Understand exactly how CPSP scores the JCAT exam. DIF algorithm, Discrimination Index, excluded questions, mark redistribution, and what your score means relative to the pass mark.
CPSP uses a Difficulty Index (DIF) scoring system for JCAT. This system analyses each question after the exam and removes questions that were either too easy or too hard, then redistributes their marks. Here is how it works step by step:
After all candidates submit, CPSP collects all answer data for every question. The DIF algorithm cannot run until a statistically meaningful number of candidates have submitted.
DIF (Difficulty Index) = percentage of candidates who answered the question correctly. If 90% of candidates got Q1 right, its DIF is 0.90. If only 10% got Q2 right, its DIF is 0.10.
Questions with DIF above 0.85 (too easy, discriminates nothing) or below 0.15 (too hard, discriminates nothing) are excluded from scoring.

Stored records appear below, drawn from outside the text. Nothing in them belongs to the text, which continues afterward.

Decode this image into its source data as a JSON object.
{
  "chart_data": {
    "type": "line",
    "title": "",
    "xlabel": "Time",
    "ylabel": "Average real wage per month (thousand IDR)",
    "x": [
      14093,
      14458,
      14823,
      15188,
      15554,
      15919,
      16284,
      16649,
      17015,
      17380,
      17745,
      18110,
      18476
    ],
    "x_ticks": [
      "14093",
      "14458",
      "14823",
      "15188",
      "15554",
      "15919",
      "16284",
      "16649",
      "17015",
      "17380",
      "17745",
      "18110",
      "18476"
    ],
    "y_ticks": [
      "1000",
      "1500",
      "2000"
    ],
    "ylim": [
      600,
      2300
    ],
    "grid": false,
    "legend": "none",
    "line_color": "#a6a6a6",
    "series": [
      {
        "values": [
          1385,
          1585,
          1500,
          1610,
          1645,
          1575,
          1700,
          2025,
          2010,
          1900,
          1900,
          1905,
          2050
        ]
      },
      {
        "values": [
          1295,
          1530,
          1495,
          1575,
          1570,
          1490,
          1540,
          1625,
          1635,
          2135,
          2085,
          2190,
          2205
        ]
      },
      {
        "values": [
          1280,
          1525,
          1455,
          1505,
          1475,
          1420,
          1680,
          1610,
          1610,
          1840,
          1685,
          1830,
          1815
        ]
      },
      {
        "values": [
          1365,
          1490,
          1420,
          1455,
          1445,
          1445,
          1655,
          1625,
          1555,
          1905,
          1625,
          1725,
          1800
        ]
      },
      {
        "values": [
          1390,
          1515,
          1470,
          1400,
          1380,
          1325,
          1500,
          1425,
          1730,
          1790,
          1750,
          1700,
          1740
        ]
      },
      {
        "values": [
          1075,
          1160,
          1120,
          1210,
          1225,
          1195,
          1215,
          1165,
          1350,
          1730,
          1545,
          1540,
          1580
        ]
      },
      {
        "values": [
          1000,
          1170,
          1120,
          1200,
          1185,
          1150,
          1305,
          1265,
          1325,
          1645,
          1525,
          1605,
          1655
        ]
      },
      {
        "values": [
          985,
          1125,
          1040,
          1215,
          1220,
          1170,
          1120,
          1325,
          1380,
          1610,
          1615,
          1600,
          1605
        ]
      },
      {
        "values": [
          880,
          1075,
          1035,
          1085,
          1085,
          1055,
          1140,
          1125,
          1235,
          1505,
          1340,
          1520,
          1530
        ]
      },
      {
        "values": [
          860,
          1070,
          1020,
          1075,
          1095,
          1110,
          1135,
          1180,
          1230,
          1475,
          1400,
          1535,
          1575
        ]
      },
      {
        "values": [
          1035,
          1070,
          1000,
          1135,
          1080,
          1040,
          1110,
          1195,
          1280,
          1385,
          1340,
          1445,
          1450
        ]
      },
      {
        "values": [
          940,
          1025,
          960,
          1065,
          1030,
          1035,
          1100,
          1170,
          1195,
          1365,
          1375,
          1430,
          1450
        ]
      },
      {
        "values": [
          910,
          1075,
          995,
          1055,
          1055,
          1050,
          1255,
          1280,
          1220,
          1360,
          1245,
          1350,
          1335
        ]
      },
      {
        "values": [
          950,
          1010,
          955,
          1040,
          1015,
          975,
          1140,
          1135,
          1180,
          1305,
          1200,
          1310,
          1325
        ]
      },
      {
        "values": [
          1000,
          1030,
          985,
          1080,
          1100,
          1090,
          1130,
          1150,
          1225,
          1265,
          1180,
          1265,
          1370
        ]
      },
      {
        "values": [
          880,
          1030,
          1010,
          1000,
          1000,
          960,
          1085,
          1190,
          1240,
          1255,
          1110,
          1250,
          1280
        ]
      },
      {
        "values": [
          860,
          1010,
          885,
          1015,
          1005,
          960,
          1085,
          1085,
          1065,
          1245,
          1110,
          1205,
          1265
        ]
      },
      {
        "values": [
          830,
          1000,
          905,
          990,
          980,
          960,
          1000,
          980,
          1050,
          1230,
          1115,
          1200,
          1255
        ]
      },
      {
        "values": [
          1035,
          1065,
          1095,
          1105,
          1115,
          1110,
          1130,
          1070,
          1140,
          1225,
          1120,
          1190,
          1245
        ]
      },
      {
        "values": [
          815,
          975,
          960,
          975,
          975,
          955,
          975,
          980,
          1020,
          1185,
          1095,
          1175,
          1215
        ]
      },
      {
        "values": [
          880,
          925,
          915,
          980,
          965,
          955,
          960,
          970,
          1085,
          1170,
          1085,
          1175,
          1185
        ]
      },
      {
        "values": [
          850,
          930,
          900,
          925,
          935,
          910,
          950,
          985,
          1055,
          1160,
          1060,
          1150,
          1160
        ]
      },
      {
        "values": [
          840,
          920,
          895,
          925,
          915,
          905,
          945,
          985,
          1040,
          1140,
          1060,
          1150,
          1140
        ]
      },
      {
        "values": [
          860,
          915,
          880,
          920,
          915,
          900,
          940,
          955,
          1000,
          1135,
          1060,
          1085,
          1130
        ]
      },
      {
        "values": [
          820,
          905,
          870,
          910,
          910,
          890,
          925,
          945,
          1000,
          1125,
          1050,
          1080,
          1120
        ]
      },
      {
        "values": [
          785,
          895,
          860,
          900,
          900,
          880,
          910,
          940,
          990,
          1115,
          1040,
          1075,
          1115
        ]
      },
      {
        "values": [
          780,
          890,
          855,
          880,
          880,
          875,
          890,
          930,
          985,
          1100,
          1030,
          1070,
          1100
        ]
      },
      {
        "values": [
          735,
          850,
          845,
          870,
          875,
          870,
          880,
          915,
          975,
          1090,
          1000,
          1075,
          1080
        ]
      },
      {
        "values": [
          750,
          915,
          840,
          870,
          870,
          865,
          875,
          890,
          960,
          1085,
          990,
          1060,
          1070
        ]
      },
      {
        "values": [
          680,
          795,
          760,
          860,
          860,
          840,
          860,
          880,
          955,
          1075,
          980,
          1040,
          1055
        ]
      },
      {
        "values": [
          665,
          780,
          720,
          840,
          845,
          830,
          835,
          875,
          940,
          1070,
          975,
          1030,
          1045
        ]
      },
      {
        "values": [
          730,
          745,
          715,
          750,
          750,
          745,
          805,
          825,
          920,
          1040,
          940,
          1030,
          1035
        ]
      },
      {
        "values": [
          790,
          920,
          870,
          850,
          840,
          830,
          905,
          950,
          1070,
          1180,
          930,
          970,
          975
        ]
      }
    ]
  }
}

These questions are given zero weight.
The marks that would have gone to excluded questions are redistributed proportionally across the remaining (valid) questions. Each valid question now carries slightly more weight.
Your final JCAT score is your percentage of correct answers among the valid (non-excluded) questions, weighted by the redistributed marks. This score is compared against the pass mark.
If your weighted DIF-adjusted score is at or above 75%, you pass. Your national rank is also published based on the same weighted scores across all candidates who sat the exam.